We headed off on time anyway at 7:00, and made it to our rest stops in good order. The roads were in good condition for the most part and we arrived in Selma at about 9:30. We went up on the bridge and heard a few horn honks (surely they were just saying hello to out of towners?) and here is the obligatory Bridge shot.

A second mission was to eat a meal here, and my original recon selection of The Downtowner was closed for the day. A quick pedal around brought us wafting aromas of BBQ, so we pulled in at the "Rib Master" on Alabama Ave. Owned and operated by Rena (pronounced Re-Nay), she tells you to be patient and get really good home cooking. All from scratch. We had breakfasts and they were indeed as she said. A small place, we had to shoehorn ourselves in there.

Rena says modestly that she has the best ribs in Selma. "I season 'em real good before cooking and start with good meat. It falls off the bone when I cook it." Her kids help in the store and none of the locals we saw in there were in a rush either. They all were patient, as were we. She got nice tips from us, and she deserved them. Here's momma Rena at work on the grill:

Brunch took about an hour and then we headed back. It was hotter than on the way out, with a quartering headwind that was more a cooling help than a pedaling hindrance. It was drier as well, so perspiration was more efficient. Hot though.  We expected to be back around 2, and we were pretty close to that. I showed almost 75 miles total and a 15 mph moving average, which was "in the advertised range." the others will have slightly higher avg speeds. We climbed over 2,000' but not the 3,000' Frank saw on MapMyRide (web glitch, it later showed 1,500')

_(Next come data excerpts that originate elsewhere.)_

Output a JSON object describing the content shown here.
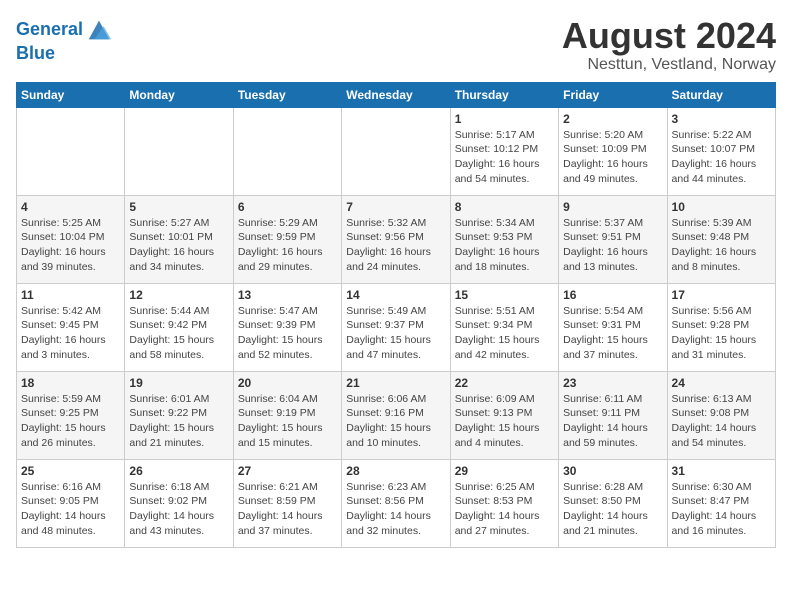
{
  "header": {
    "logo_line1": "General",
    "logo_line2": "Blue",
    "main_title": "August 2024",
    "subtitle": "Nesttun, Vestland, Norway"
  },
  "days_of_week": [
    "Sunday",
    "Monday",
    "Tuesday",
    "Wednesday",
    "Thursday",
    "Friday",
    "Saturday"
  ],
  "weeks": [
    [
      {
        "day": "",
        "info": ""
      },
      {
        "day": "",
        "info": ""
      },
      {
        "day": "",
        "info": ""
      },
      {
        "day": "",
        "info": ""
      },
      {
        "day": "1",
        "info": "Sunrise: 5:17 AM\nSunset: 10:12 PM\nDaylight: 16 hours\nand 54 minutes."
      },
      {
        "day": "2",
        "info": "Sunrise: 5:20 AM\nSunset: 10:09 PM\nDaylight: 16 hours\nand 49 minutes."
      },
      {
        "day": "3",
        "info": "Sunrise: 5:22 AM\nSunset: 10:07 PM\nDaylight: 16 hours\nand 44 minutes."
      }
    ],
    [
      {
        "day": "4",
        "info": "Sunrise: 5:25 AM\nSunset: 10:04 PM\nDaylight: 16 hours\nand 39 minutes."
      },
      {
        "day": "5",
        "info": "Sunrise: 5:27 AM\nSunset: 10:01 PM\nDaylight: 16 hours\nand 34 minutes."
      },
      {
        "day": "6",
        "info": "Sunrise: 5:29 AM\nSunset: 9:59 PM\nDaylight: 16 hours\nand 29 minutes."
      },
      {
        "day": "7",
        "info": "Sunrise: 5:32 AM\nSunset: 9:56 PM\nDaylight: 16 hours\nand 24 minutes."
      },
      {
        "day": "8",
        "info": "Sunrise: 5:34 AM\nSunset: 9:53 PM\nDaylight: 16 hours\nand 18 minutes."
      },
      {
        "day": "9",
        "info": "Sunrise: 5:37 AM\nSunset: 9:51 PM\nDaylight: 16 hours\nand 13 minutes."
      },
      {
        "day": "10",
        "info": "Sunrise: 5:39 AM\nSunset: 9:48 PM\nDaylight: 16 hours\nand 8 minutes."
      }
    ],
    [
      {
        "day": "11",
        "info": "Sunrise: 5:42 AM\nSunset: 9:45 PM\nDaylight: 16 hours\nand 3 minutes."
      },
      {
        "day": "12",
        "info": "Sunrise: 5:44 AM\nSunset: 9:42 PM\nDaylight: 15 hours\nand 58 minutes."
      },
      {
        "day": "13",
        "info": "Sunrise: 5:47 AM\nSunset: 9:39 PM\nDaylight: 15 hours\nand 52 minutes."
      },
      {
        "day": "14",
        "info": "Sunrise: 5:49 AM\nSunset: 9:37 PM\nDaylight: 15 hours\nand 47 minutes."
      },
      {
        "day": "15",
        "info": "Sunrise: 5:51 AM\nSunset: 9:34 PM\nDaylight: 15 hours\nand 42 minutes."
      },
      {
        "day": "16",
        "info": "Sunrise: 5:54 AM\nSunset: 9:31 PM\nDaylight: 15 hours\nand 37 minutes."
      },
      {
        "day": "17",
        "info": "Sunrise: 5:56 AM\nSunset: 9:28 PM\nDaylight: 15 hours\nand 31 minutes."
      }
    ],
    [
      {
        "day": "18",
        "info": "Sunrise: 5:59 AM\nSunset: 9:25 PM\nDaylight: 15 hours\nand 26 minutes."
      },
      {
        "day": "19",
        "info": "Sunrise: 6:01 AM\nSunset: 9:22 PM\nDaylight: 15 hours\nand 21 minutes."
      },
      {
        "day": "20",
        "info": "Sunrise: 6:04 AM\nSunset: 9:19 PM\nDaylight: 15 hours\nand 15 minutes."
      },
      {
        "day": "21",
        "info": "Sunrise: 6:06 AM\nSunset: 9:16 PM\nDaylight: 15 hours\nand 10 minutes."
      },
      {
        "day": "22",
        "info": "Sunrise: 6:09 AM\nSunset: 9:13 PM\nDaylight: 15 hours\nand 4 minutes."
      },
      {
        "day": "23",
        "info": "Sunrise: 6:11 AM\nSunset: 9:11 PM\nDaylight: 14 hours\nand 59 minutes."
      },
      {
        "day": "24",
        "info": "Sunrise: 6:13 AM\nSunset: 9:08 PM\nDaylight: 14 hours\nand 54 minutes."
      }
    ],
    [
      {
        "day": "25",
        "info": "Sunrise: 6:16 AM\nSunset: 9:05 PM\nDaylight: 14 hours\nand 48 minutes."
      },
      {
        "day": "26",
        "info": "Sunrise: 6:18 AM\nSunset: 9:02 PM\nDaylight: 14 hours\nand 43 minutes."
      },
      {
        "day": "27",
        "info": "Sunrise: 6:21 AM\nSunset: 8:59 PM\nDaylight: 14 hours\nand 37 minutes."
      },
      {
        "day": "28",
        "info": "Sunrise: 6:23 AM\nSunset: 8:56 PM\nDaylight: 14 hours\nand 32 minutes."
      },
      {
        "day": "29",
        "info": "Sunrise: 6:25 AM\nSunset: 8:53 PM\nDaylight: 14 hours\nand 27 minutes."
      },
      {
        "day": "30",
        "info": "Sunrise: 6:28 AM\nSunset: 8:50 PM\nDaylight: 14 hours\nand 21 minutes."
      },
      {
        "day": "31",
        "info": "Sunrise: 6:30 AM\nSunset: 8:47 PM\nDaylight: 14 hours\nand 16 minutes."
      }
    ]
  ]
}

 The Swobo jersey was especially good in the afternoon, when it was almost dry any time we were riding. In the morning the wet air prevented any drying out to occur. ZOIC shorts with the padded liner were excellent below. No grabbing at the skin when wet.

 There were a couple of funny moments along the way. At rest stop #2, Ray went behind the store to use a tree (no public facilities avail there) and was stung by a wasp. Good thing it got his hand, you know? He cooled it off with ice, and then on a suggestion from Frank, put some down his shorts. Frank meant some small pieces, but Ray shoved a huge block in there. He was very macho for a few minutes until he experienced, in the words of George Castanza, "Shrinkage!!"

The ride on the Mississippi River Trail last Fall whetted my appetite for longer tours, so I am sure this won't be the last meander. Just this afternoon, Sharon mentioned needing to make a trip to IKEA in Atlanta for laundry room cabinets. "Hey, how about if you drop me off in Anniston, and I come up on the Chief Ladiga - Silver Comet Trail and meet you there?" You know, thinking outside the box, right?